Siempre veo lo mismo: el gigante libro que me persigue y la puerta de una
iglesia que se abre como si fuera mi refugio. Estas pesadillas son tan reales
que despierto mojado y oliendo a berrinche.
Los
ojos de Adolfo se cierran de pronto. Luego, lleva la mano a su rostro y se lo
estruja.
—Sigue
—dice el chamán con la cara seria, pero riéndose para sus adentros.
—Veo
visiones. Me veo muchas veces montado en un caballo y vestido como un cruzado,
cumpliendo un voto y dirigiéndome a liberar los reinos cristianos en posesión
de los musulmanes... ¿Qué hora es? —pregunta tratando de cambiar la
conversación.
—Van
a dar las once —contesta el chamán.
Adolfo
se siente mal y decide marcharse.
—Bueno,
ya es hora de retirarme... Mi familia debe estar esperándome.
Pasaban
los días y Adolfo seguía desvelándose por culpa de sus terribles pesadillas. El
brebaje no había hecho efecto. La atmósfera de sus sueños seguía siendo densa.
Se siente un desgraciado. Está solo, sentado en la cama, en la otra habitación
que dispuso para él, y está fumando.
—¡Puta
madre, este huevón creo que me ha engañado! ¡Ahora en mis pesadillas incluso
dialogo en latín con seres que vienen de las tinieblas! Lo peor es que estoy
como una papaya verde... Han pasado dos semanas y nada de nada...
Adolfo
comenzó enumerando todas sus pesadillas. Las recordaba como si tuviera una
memoria prodigiosa e infalible, y sus recuerdos no eran cualquier cosa, porque
recordaba hasta el mínimo detalle. Sin proponérselo, había aprendido latín
dentro de sus pesadillas, por eso recordaba los diálogos y las vestimentas que
llevaban sus interlocutores romanos. La que más recordaba era aquella en la que
junto a Julio César y Calígula hacía una entrada triunfal en una habitación
llena de mujeres desnudas... Lo único malo era que justo cuando estaba por
"triunfar", su esposa lo despertó.
—Ya
no aguanto más... —se dijo una noche, entregándose a Dios.
Por
eso, no había domingo en el que no fuera a misa y no se perdía las procesiones
de cualquier santo. Deseoso, caminaba muy cerca, otros iban delante y otros
detrás. Incluso era él quien, en las pausas, encendía los cohetones. La
presencia del santo lo llenaba de luz y compañía. Levantaba la cabeza y
observaba a la multitud en busca de algún amigo o alguien dispuesto a
escucharlo, para desahogar su desgracia.
Así
transcurrió el tiempo hasta muchos años después de aquel incidente con el
libro, en el cumpleaños de un amigo, cuando se atrevió a contar lo sucedido.

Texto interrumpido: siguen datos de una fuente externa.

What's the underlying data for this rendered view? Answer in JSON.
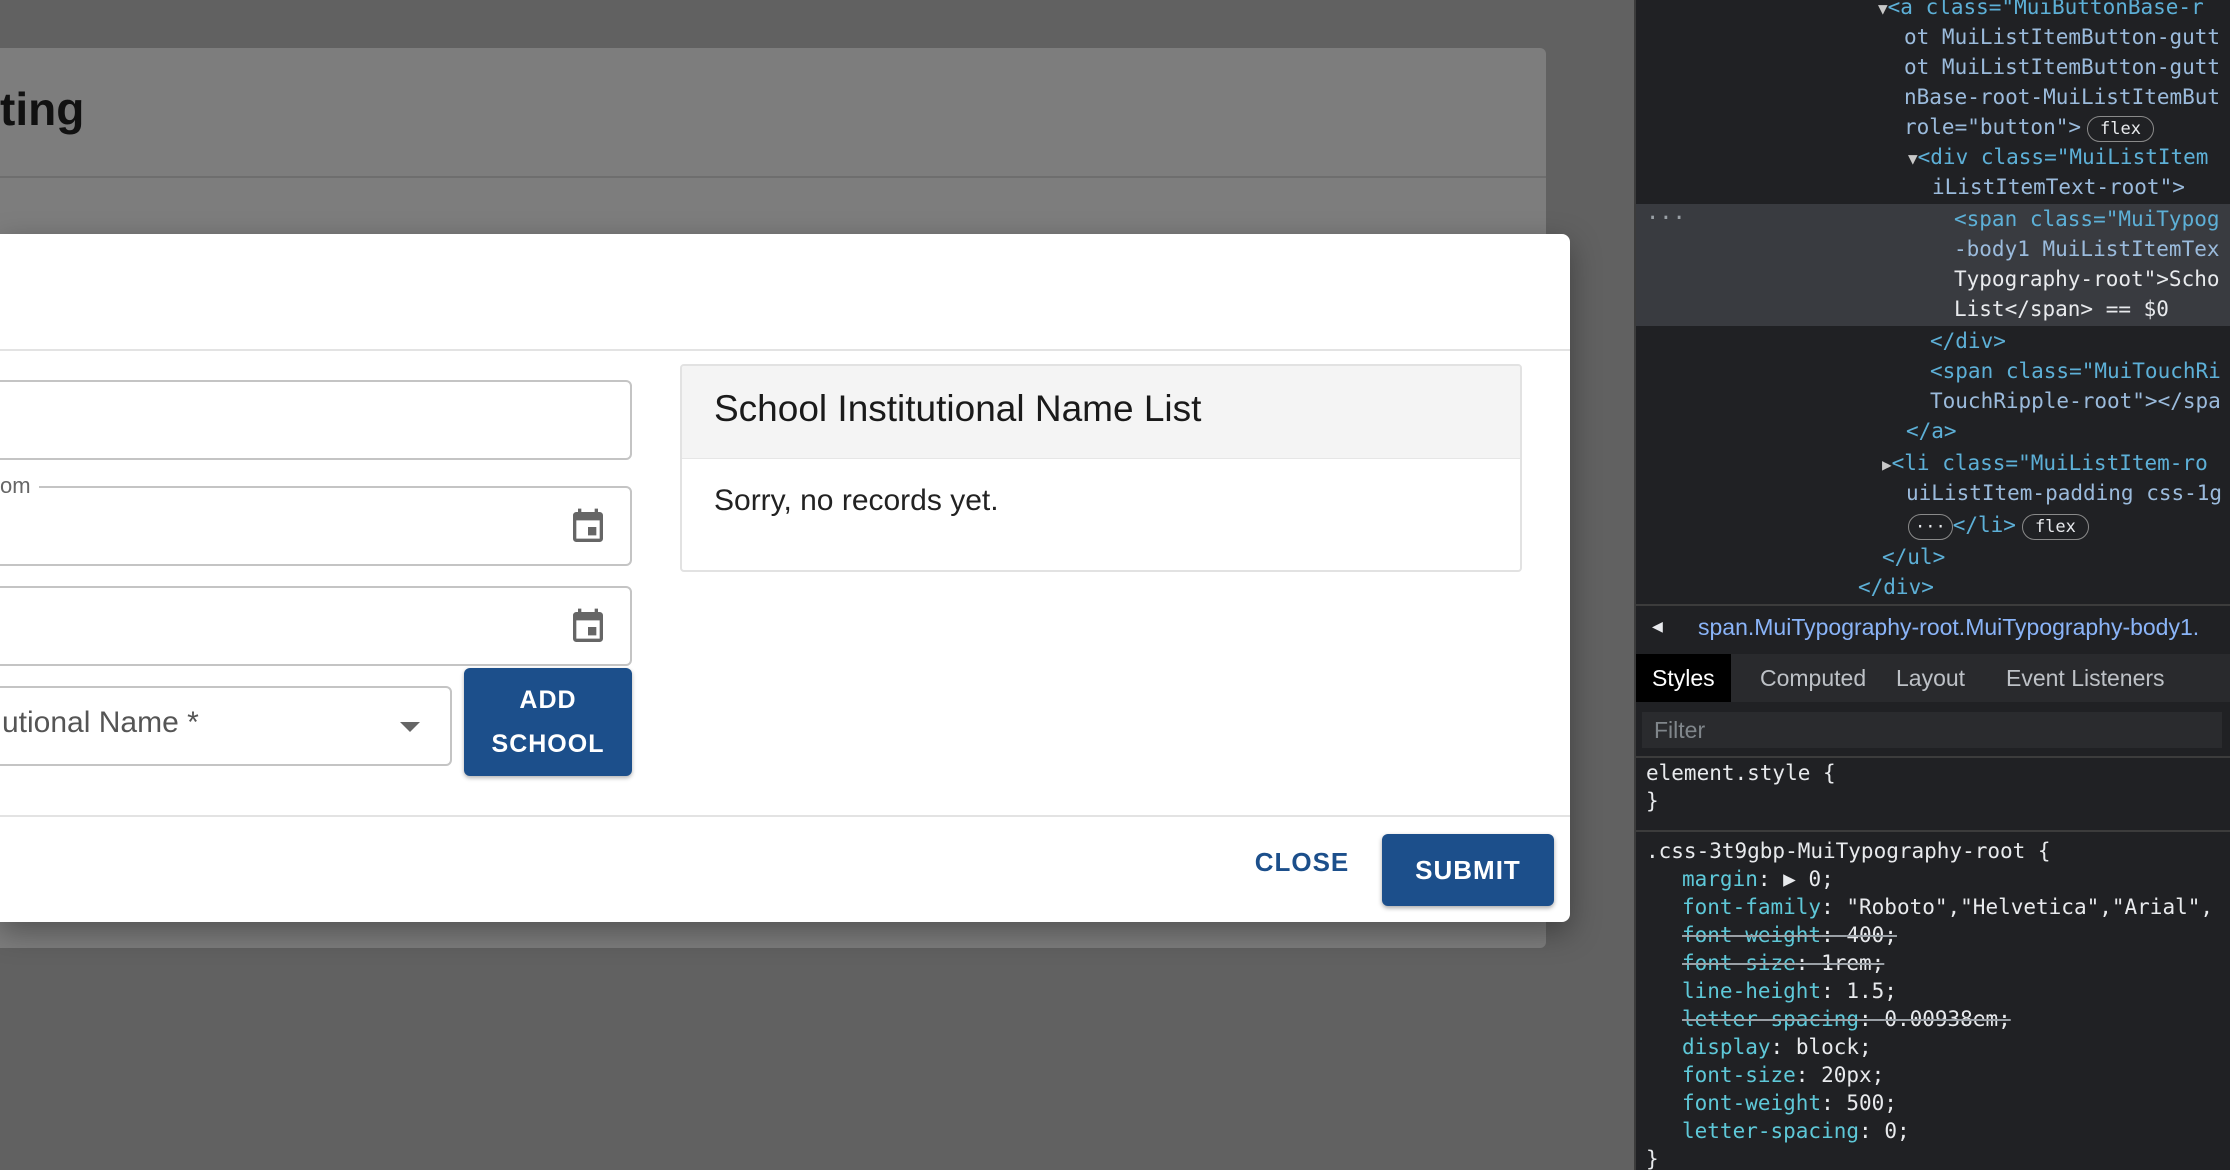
{
  "background_page": {
    "title_fragment": "ting"
  },
  "dialog": {
    "fields": {
      "date_from_label_fragment": "om",
      "date_to_label_fragment": "",
      "select_value_fragment": "utional Name *"
    },
    "add_school_label_line1": "ADD",
    "add_school_label_line2": "SCHOOL",
    "list_panel": {
      "title": "School Institutional Name List",
      "empty_message": "Sorry, no records yet."
    },
    "footer": {
      "close_label": "CLOSE",
      "submit_label": "SUBMIT"
    }
  },
  "devtools": {
    "dom_lines": [
      "<a class=\"MuiButtonBase-r",
      "ot MuiListItemButton-gutt",
      "ot MuiListItemButton-gutt",
      "nBase-root-MuiListItemBut",
      "role=\"button\">",
      "<div class=\"MuiListItem",
      "iListItemText-root\">",
      "<span class=\"MuiTypog",
      "-body1 MuiListItemTex",
      "Typography-root\">Scho",
      "List</span> == $0",
      "</div>",
      "<span class=\"MuiTouchRi",
      "TouchRipple-root\"></spa",
      "</a>",
      "<li class=\"MuiListItem-ro",
      "uiListItem-padding css-1g",
      "</li>",
      "</ul>",
      "</div>"
    ],
    "pill_flex": "flex",
    "breadcrumb": "span.MuiTypography-root.MuiTypography-body1.",
    "tabs": [
      "Styles",
      "Computed",
      "Layout",
      "Event Listeners"
    ],
    "filter_placeholder": "Filter",
    "styles": {
      "element_style": "element.style {",
      "close_brace": "}",
      "rule_selector": ".css-3t9gbp-MuiTypography-root {",
      "declarations": [
        {
          "prop": "margin",
          "value": "▶ 0;",
          "struck": false
        },
        {
          "prop": "font-family",
          "value": "\"Roboto\",\"Helvetica\",\"Arial\",",
          "struck": false
        },
        {
          "prop": "font-weight",
          "value": "400;",
          "struck": true
        },
        {
          "prop": "font-size",
          "value": "1rem;",
          "struck": true
        },
        {
          "prop": "line-height",
          "value": "1.5;",
          "struck": false
        },
        {
          "prop": "letter-spacing",
          "value": "0.00938em;",
          "struck": true
        },
        {
          "prop": "display",
          "value": "block;",
          "struck": false
        },
        {
          "prop": "font-size",
          "value": "20px;",
          "struck": false
        },
        {
          "prop": "font-weight",
          "value": "500;",
          "struck": false
        },
        {
          "prop": "letter-spacing",
          "value": "0;",
          "struck": false
        }
      ]
    }
  }
}
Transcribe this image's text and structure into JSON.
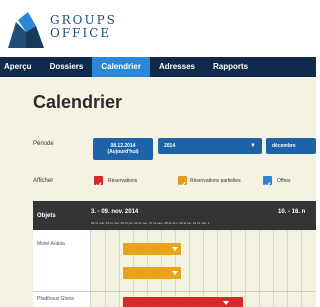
{
  "app": {
    "logo_line1": "GROUPS",
    "logo_line2": "OFFICE",
    "accent": "#2c87d6",
    "nav_bg": "#0f2a4c"
  },
  "nav": {
    "items": [
      {
        "label": "Aperçu"
      },
      {
        "label": "Dossiers"
      },
      {
        "label": "Calendrier",
        "active": true
      },
      {
        "label": "Adresses"
      },
      {
        "label": "Rapports"
      }
    ]
  },
  "page": {
    "title": "Calendrier"
  },
  "period": {
    "label": "Période",
    "date_line1": "08.12.2014",
    "date_line2": "(Aujourd'hui)",
    "year": "2014",
    "month": "décembre"
  },
  "show": {
    "label": "Afficher",
    "options": [
      {
        "label": "Réservations",
        "color": "#d62a2a",
        "checked": true
      },
      {
        "label": "Réservations partielles",
        "color": "#e89a1c",
        "checked": true
      },
      {
        "label": "Offres",
        "color": "#2c87d6",
        "checked": true
      }
    ]
  },
  "calendar": {
    "objects_header": "Objets",
    "week1": "3. - 09. nov. 2014",
    "week2": "10. - 16. n",
    "day_labels": "03.11 mar. 04.11 mer. 05.11 jeu. 06.11 ven. 07.11 sam. 08.11 dim. 09.11 lun. 10.11 mar. 1",
    "rows": [
      {
        "label": "Motel Arabia"
      },
      {
        "label": "Pfadihaus Gloria"
      }
    ],
    "reservation_colors": {
      "partial": "#e8a21c",
      "full": "#d62a2a"
    }
  }
}
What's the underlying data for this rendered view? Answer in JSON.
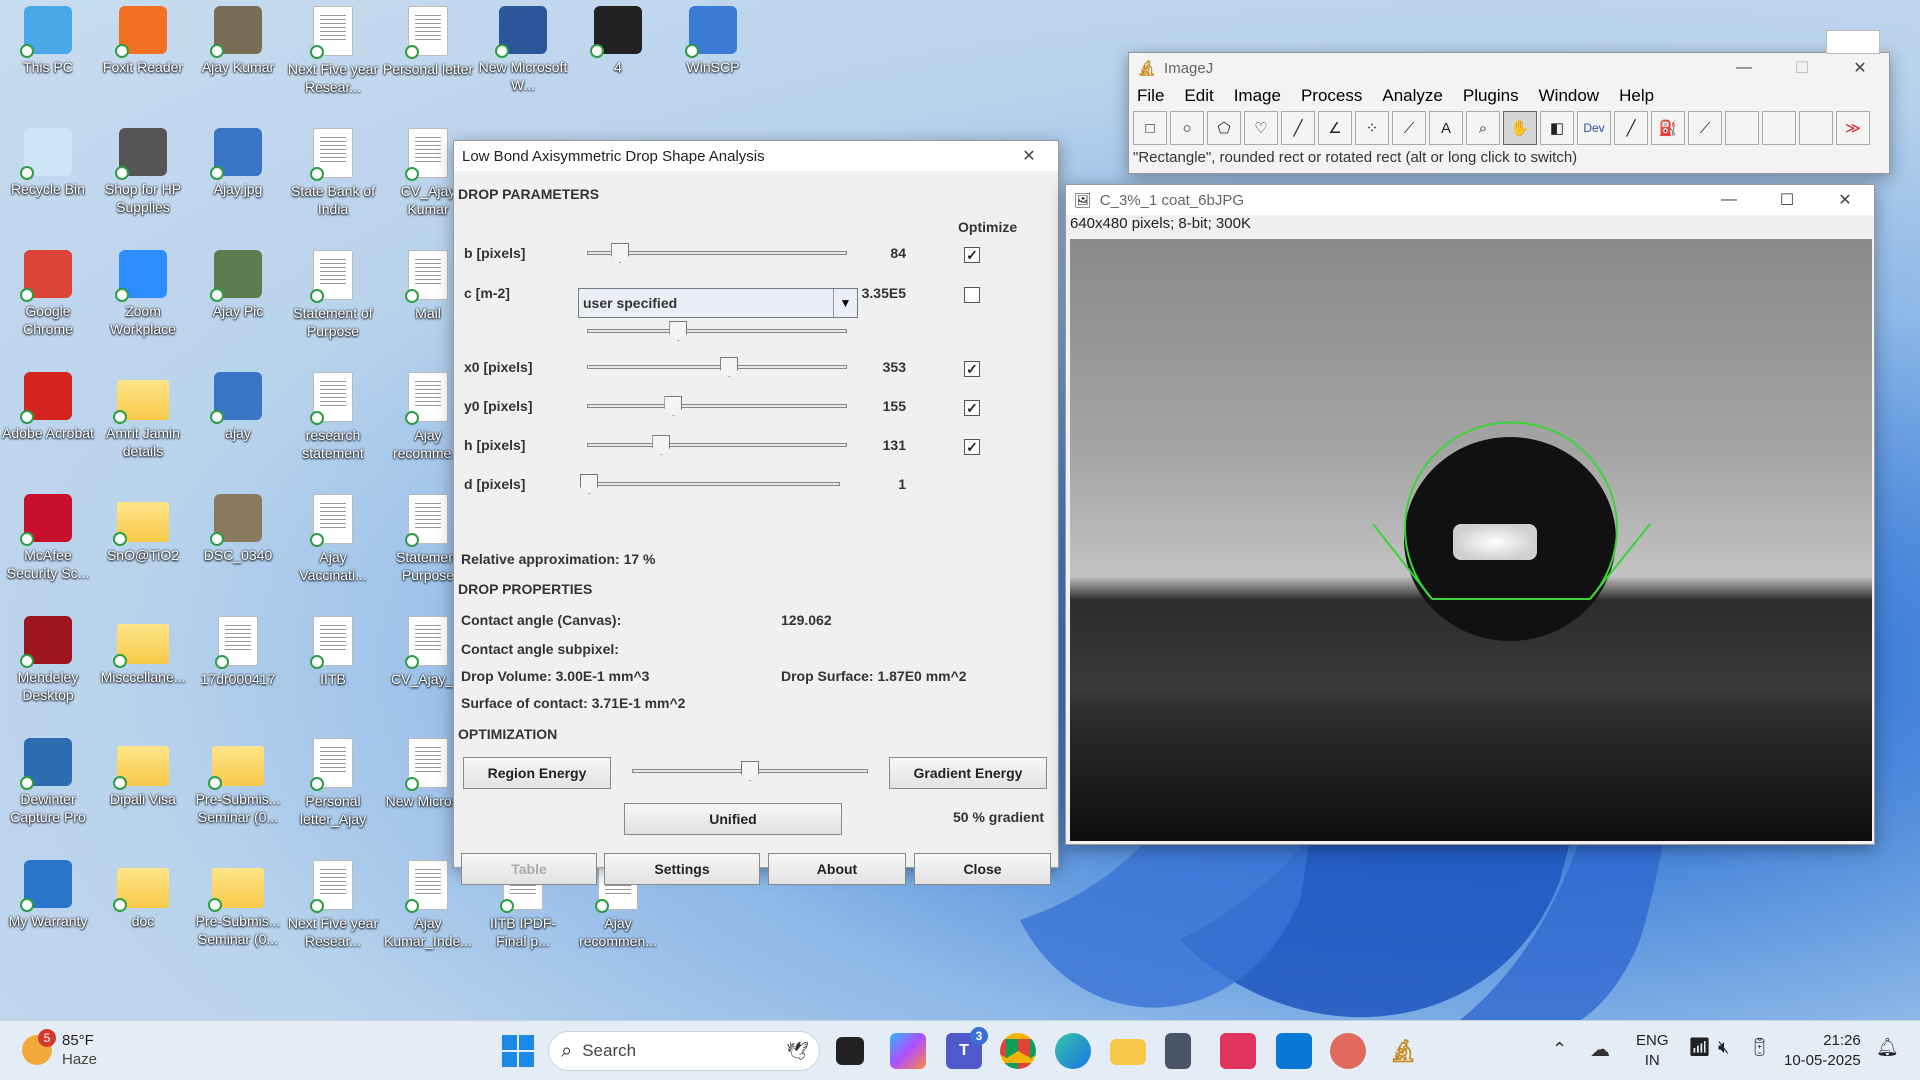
{
  "desktop": {
    "icons": [
      {
        "label": "This PC",
        "icon": "monitor-icon",
        "color": "#4aa8e8"
      },
      {
        "label": "Foxit Reader",
        "icon": "foxit-pdf-icon",
        "color": "#f36f21"
      },
      {
        "label": "Ajay Kumar",
        "icon": "photo-icon",
        "color": "#7a6c55"
      },
      {
        "label": "Next Five year Resear...",
        "icon": "document-icon",
        "color": "#ffffff"
      },
      {
        "label": "Personal letter",
        "icon": "document-icon",
        "color": "#ffffff"
      },
      {
        "label": "New Microsoft W...",
        "icon": "word-icon",
        "color": "#2b579a"
      },
      {
        "label": "4",
        "icon": "drop-image-icon",
        "color": "#222222"
      },
      {
        "label": "WinSCP",
        "icon": "winscp-icon",
        "color": "#3a7bd5"
      },
      {
        "label": "Recycle Bin",
        "icon": "recycle-bin-icon",
        "color": "#cfe4f6"
      },
      {
        "label": "Shop for HP Supplies",
        "icon": "printer-icon",
        "color": "#555555"
      },
      {
        "label": "Ajay.jpg",
        "icon": "photo-icon",
        "color": "#3a74c4"
      },
      {
        "label": "State Bank of India",
        "icon": "document-icon",
        "color": "#ffffff"
      },
      {
        "label": "CV_Ajay Kumar",
        "icon": "document-icon",
        "color": "#ffffff"
      },
      {
        "label": "Google Chrome",
        "icon": "chrome-icon",
        "color": "#db4437"
      },
      {
        "label": "Zoom Workplace",
        "icon": "zoom-icon",
        "color": "#2d8cff"
      },
      {
        "label": "Ajay Pic",
        "icon": "photo-icon",
        "color": "#5b7d4f"
      },
      {
        "label": "Statement of Purpose",
        "icon": "document-icon",
        "color": "#ffffff"
      },
      {
        "label": "Mail",
        "icon": "document-icon",
        "color": "#ffffff"
      },
      {
        "label": "Adobe Acrobat",
        "icon": "acrobat-icon",
        "color": "#d3241f"
      },
      {
        "label": "Amrit Jamin details",
        "icon": "folder-icon",
        "color": "#f7c948"
      },
      {
        "label": "ajay",
        "icon": "photo-icon",
        "color": "#3a74c4"
      },
      {
        "label": "research statement",
        "icon": "document-icon",
        "color": "#ffffff"
      },
      {
        "label": "Ajay recomme...",
        "icon": "document-icon",
        "color": "#ffffff"
      },
      {
        "label": "McAfee Security Sc...",
        "icon": "mcafee-icon",
        "color": "#c8102e"
      },
      {
        "label": "SnO@TiO2",
        "icon": "folder-icon",
        "color": "#f7c948"
      },
      {
        "label": "DSC_0340",
        "icon": "photo-icon",
        "color": "#8a7a60"
      },
      {
        "label": "Ajay Vaccinati...",
        "icon": "document-icon",
        "color": "#ffffff"
      },
      {
        "label": "Statement Purpose",
        "icon": "document-icon",
        "color": "#ffffff"
      },
      {
        "label": "Mendeley Desktop",
        "icon": "mendeley-icon",
        "color": "#9d1620"
      },
      {
        "label": "Misccellane...",
        "icon": "folder-icon",
        "color": "#f7c948"
      },
      {
        "label": "17dr000417",
        "icon": "document-icon",
        "color": "#ffffff"
      },
      {
        "label": "IITB",
        "icon": "document-icon",
        "color": "#ffffff"
      },
      {
        "label": "CV_Ajay_M",
        "icon": "document-icon",
        "color": "#ffffff"
      },
      {
        "label": "Dewinter Capture Pro",
        "icon": "capture-icon",
        "color": "#2f6db3"
      },
      {
        "label": "Dipali Visa",
        "icon": "folder-icon",
        "color": "#f7c948"
      },
      {
        "label": "Pre-Submis... Seminar (0...",
        "icon": "folder-icon",
        "color": "#f7c948"
      },
      {
        "label": "Personal letter_Ajay",
        "icon": "document-icon",
        "color": "#ffffff"
      },
      {
        "label": "New Microsof",
        "icon": "document-icon",
        "color": "#ffffff"
      },
      {
        "label": "My Warranty",
        "icon": "warranty-icon",
        "color": "#2a75c9"
      },
      {
        "label": "doc",
        "icon": "folder-icon",
        "color": "#f7c948"
      },
      {
        "label": "Pre-Submis... Seminar (0...",
        "icon": "folder-icon",
        "color": "#f7c948"
      },
      {
        "label": "Next Five year Resear...",
        "icon": "document-icon",
        "color": "#ffffff"
      },
      {
        "label": "Ajay Kumar_Inde...",
        "icon": "document-icon",
        "color": "#ffffff"
      },
      {
        "label": "IITB IPDF-Final p...",
        "icon": "document-icon",
        "color": "#ffffff"
      },
      {
        "label": "Ajay recommen...",
        "icon": "document-icon",
        "color": "#ffffff"
      }
    ]
  },
  "dialog": {
    "title": "Low Bond Axisymmetric Drop Shape Analysis",
    "drop_parameters_heading": "DROP PARAMETERS",
    "optimize_heading": "Optimize",
    "params": [
      {
        "label": "b [pixels]",
        "value": "84",
        "slider": 0.1,
        "optimize": true,
        "has_checkbox": true
      },
      {
        "label": "c [m-2]",
        "value": "3.35E5",
        "slider": 0.34,
        "optimize": false,
        "has_checkbox": true
      },
      {
        "label": "x0 [pixels]",
        "value": "353",
        "slider": 0.55,
        "optimize": true,
        "has_checkbox": true
      },
      {
        "label": "y0 [pixels]",
        "value": "155",
        "slider": 0.32,
        "optimize": true,
        "has_checkbox": true
      },
      {
        "label": "h [pixels]",
        "value": "131",
        "slider": 0.27,
        "optimize": true,
        "has_checkbox": true
      },
      {
        "label": "d [pixels]",
        "value": "1",
        "slider": 0.0,
        "optimize": false,
        "has_checkbox": false
      }
    ],
    "c_dropdown_value": "user specified",
    "relative_approx": "Relative approximation: 17 %",
    "drop_properties_heading": "DROP PROPERTIES",
    "contact_angle_canvas_label": "Contact angle (Canvas):",
    "contact_angle_canvas_value": "129.062",
    "contact_angle_subpixel_label": "Contact angle subpixel:",
    "drop_volume": "Drop Volume: 3.00E-1 mm^3",
    "drop_surface": "Drop Surface: 1.87E0 mm^2",
    "surface_contact": "Surface of contact: 3.71E-1 mm^2",
    "optimization_heading": "OPTIMIZATION",
    "region_energy": "Region Energy",
    "gradient_energy": "Gradient Energy",
    "optimization_slider": 0.5,
    "unified": "Unified",
    "gradient_percent": "50 % gradient",
    "table": "Table",
    "settings": "Settings",
    "about": "About",
    "close": "Close"
  },
  "imagej": {
    "title": "ImageJ",
    "menu": [
      "File",
      "Edit",
      "Image",
      "Process",
      "Analyze",
      "Plugins",
      "Window",
      "Help"
    ],
    "tools": [
      "rectangle-tool-icon",
      "oval-tool-icon",
      "polygon-tool-icon",
      "freehand-tool-icon",
      "line-tool-icon",
      "angle-tool-icon",
      "point-tool-icon",
      "wand-tool-icon",
      "text-tool-icon",
      "magnifier-tool-icon",
      "hand-tool-icon",
      "color-picker-tool-icon",
      "dev-tool-icon",
      "brush-tool-icon",
      "flood-fill-tool-icon",
      "pipette-tool-icon",
      "blank-tool-icon",
      "blank-tool-icon",
      "blank-tool-icon",
      "more-tools-icon"
    ],
    "tool_glyphs": [
      "□",
      "○",
      "⬠",
      "♡",
      "╱",
      "∠",
      "⁘",
      "⟋",
      "A",
      "⌕",
      "✋",
      "◧",
      "Dev",
      "╱",
      "⛽",
      "⟋",
      "",
      "",
      "",
      "≫"
    ],
    "status": "\"Rectangle\", rounded rect or rotated rect (alt or long click to switch)"
  },
  "image_window": {
    "title": "C_3%_1 coat_6bJPG",
    "info": "640x480 pixels; 8-bit; 300K"
  },
  "taskbar": {
    "weather_badge": "5",
    "temperature": "85°F",
    "condition": "Haze",
    "search_placeholder": "Search",
    "teams_badge": "3",
    "language": "ENG",
    "region": "IN",
    "time": "21:26",
    "date": "10-05-2025"
  }
}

Reunidos alrededor de una mesa, les contó que su adolescencia se había
arruinado por completo por culpa de un libro de geometría.
—Me
lo robaron en el salón de secundaria. ¿Entienden lo que quiero decir? —dijo
ofendido—. Y a mí, que tomo infinitas precauciones... Por eso, en cuanto me di
cuenta del robo, sin perder tiempo, fui hasta el casillero de Jorge el Mono y
agarré el primer libro que encontré al alcance de mi mano; desde entonces, fui
acosado por una serie interminable de pesadillas llenas de ruidos y protestas
que me han acompañado hasta ayer —aumentó.
También
les contó que debido a eso tuvo que unirse a la hermandad del Señor de los
Milagros y vestir el hábito morado, lo que lo llevó a llevar una vida de monje
franciscano. Y ya no pudiendo soportarlo más, decidió confesarlo.
—Morir
así era intolerable..., vergonzoso. ¡Era y es horrible! Como morir virgen. Y
eso no podía ser..., no estoy acostumbrado a eso. ¡Piensen en eso! Estaba en
contra de la filosofía que yo preconizo, que es la de tener sexo libre, cueste
lo que cueste —dijo con voz apesadumbrada—: Sí, cometí mi primer hurto, para
que suene mejor... o, hablando en términos matemáticos, hice un trueque.
Cambié, sin darme cuenta, mi libro de geometría por una Biblia. Lo cual resultó
ser mi desgracia hasta hace poco, porque ya se lo devolví. Espero que Jorge el
Mono lo comprenda y me haya perdonado.